MIT Professor Emeritus Bernhardt Wuensch ’55, SM ’57, PhD ’63, a crystallographer and beloved trainer whose heat and dedication to making sure his college students mastered the complexities of a exact science matched the analytical rigor he utilized to the examine of crystals, died this month in Harmony, Massachusetts. He was 90.
Remembered fondly for his fastidious consideration to element and his workplace full of potted orchids and towers of papers, Wuensch was an skilled in X-ray crystallography, which includes capturing X-ray beams at crystalline supplies to find out their underlying construction. He did pioneering work in solid-state ionics, investigating the motion of charged particles in solids that underpins applied sciences crucial for batteries, gas cells, and sensors. In schooling, he carried out a serious overhaul of the curriculum in what’s right now MIT’s Division of Supplies Science and Engineering (DMSE).
Regardless of his wide-ranging analysis and educating pursuits, colleagues and college students mentioned, he was a perfectionist who favored high quality over amount.
“All of the work he did, he wasn’t in a rush to get a variety of stuff performed,” says DMSE’s Professor Harry Tuller. “However what he did, he wished to make sure was appropriate and correct, and that was attribute of his analysis.”
Born in Paterson, New Jersey, in 1933, Wuensch first arrived at MIT as a first-year undergraduate within the Fifties. He earned bachelor’s and grasp’s levels in physics earlier than switching to crystallography and incomes a PhD from what was then the Division of Geology (now Earth, Atmospheric and Planetary Sciences). He joined the college of the Division of Metallurgy in 1964 and noticed its identify change twice over his 46 years, retiring from DMSE in 2011.
As a professor of ceramics, Wuensch was part of the Twentieth-century shift from a conventional concentrate on metals and mining to a broader class of supplies that included polymers, ceramics, semiconductors, and biomaterials. In a 1973 letter supporting his promotion to full professor, then-department head Walter Owen credit Wuensch for contributing to “a totally new method to the educating of the construction of supplies.”
His analysis led to main developments in understanding how atomic-level constructions have an effect on magnetic and electrical properties of supplies.
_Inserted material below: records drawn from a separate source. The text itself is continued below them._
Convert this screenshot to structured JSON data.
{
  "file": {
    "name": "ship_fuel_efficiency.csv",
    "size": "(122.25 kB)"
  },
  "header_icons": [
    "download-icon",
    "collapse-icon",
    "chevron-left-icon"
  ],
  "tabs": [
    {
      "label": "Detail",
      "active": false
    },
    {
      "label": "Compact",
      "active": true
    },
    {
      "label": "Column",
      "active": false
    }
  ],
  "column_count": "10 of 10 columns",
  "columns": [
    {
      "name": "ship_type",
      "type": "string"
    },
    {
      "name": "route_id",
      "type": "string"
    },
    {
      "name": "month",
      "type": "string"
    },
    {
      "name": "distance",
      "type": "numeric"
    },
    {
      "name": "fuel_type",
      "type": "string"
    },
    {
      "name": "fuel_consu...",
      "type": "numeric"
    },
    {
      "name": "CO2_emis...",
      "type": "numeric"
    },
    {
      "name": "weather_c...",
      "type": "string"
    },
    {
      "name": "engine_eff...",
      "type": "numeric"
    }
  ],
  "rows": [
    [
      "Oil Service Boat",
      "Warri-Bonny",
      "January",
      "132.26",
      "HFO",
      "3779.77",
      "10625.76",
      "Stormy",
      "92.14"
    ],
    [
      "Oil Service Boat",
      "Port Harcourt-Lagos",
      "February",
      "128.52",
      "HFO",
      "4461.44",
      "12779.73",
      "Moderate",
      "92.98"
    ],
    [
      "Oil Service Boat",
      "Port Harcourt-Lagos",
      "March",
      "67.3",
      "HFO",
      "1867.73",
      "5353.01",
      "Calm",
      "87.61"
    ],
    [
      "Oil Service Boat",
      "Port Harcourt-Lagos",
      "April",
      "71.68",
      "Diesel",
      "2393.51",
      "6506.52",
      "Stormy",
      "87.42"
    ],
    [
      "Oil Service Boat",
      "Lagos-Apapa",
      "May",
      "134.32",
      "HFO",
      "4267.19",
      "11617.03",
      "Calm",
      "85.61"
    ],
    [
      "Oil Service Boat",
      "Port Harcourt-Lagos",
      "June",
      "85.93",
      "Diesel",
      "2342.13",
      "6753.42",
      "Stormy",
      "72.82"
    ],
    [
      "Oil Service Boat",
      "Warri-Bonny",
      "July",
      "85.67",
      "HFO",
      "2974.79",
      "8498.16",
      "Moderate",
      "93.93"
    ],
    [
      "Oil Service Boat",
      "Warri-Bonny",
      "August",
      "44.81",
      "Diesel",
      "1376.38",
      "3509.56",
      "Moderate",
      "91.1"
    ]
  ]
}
For instance, Tuller says, he was one of many first to element how the association of atoms in fast-ion conductors — supplies utilized in batteries, gas cells, and different gadgets — influences their means to swiftly conduct ions.
Wuensch was a number one mild in different areas, together with diffusion, the motion of ions in supplies corresponding to liquids or gases, and neutron diffraction, aiming neutrons at supplies to gather details about their atomic and magnetic construction.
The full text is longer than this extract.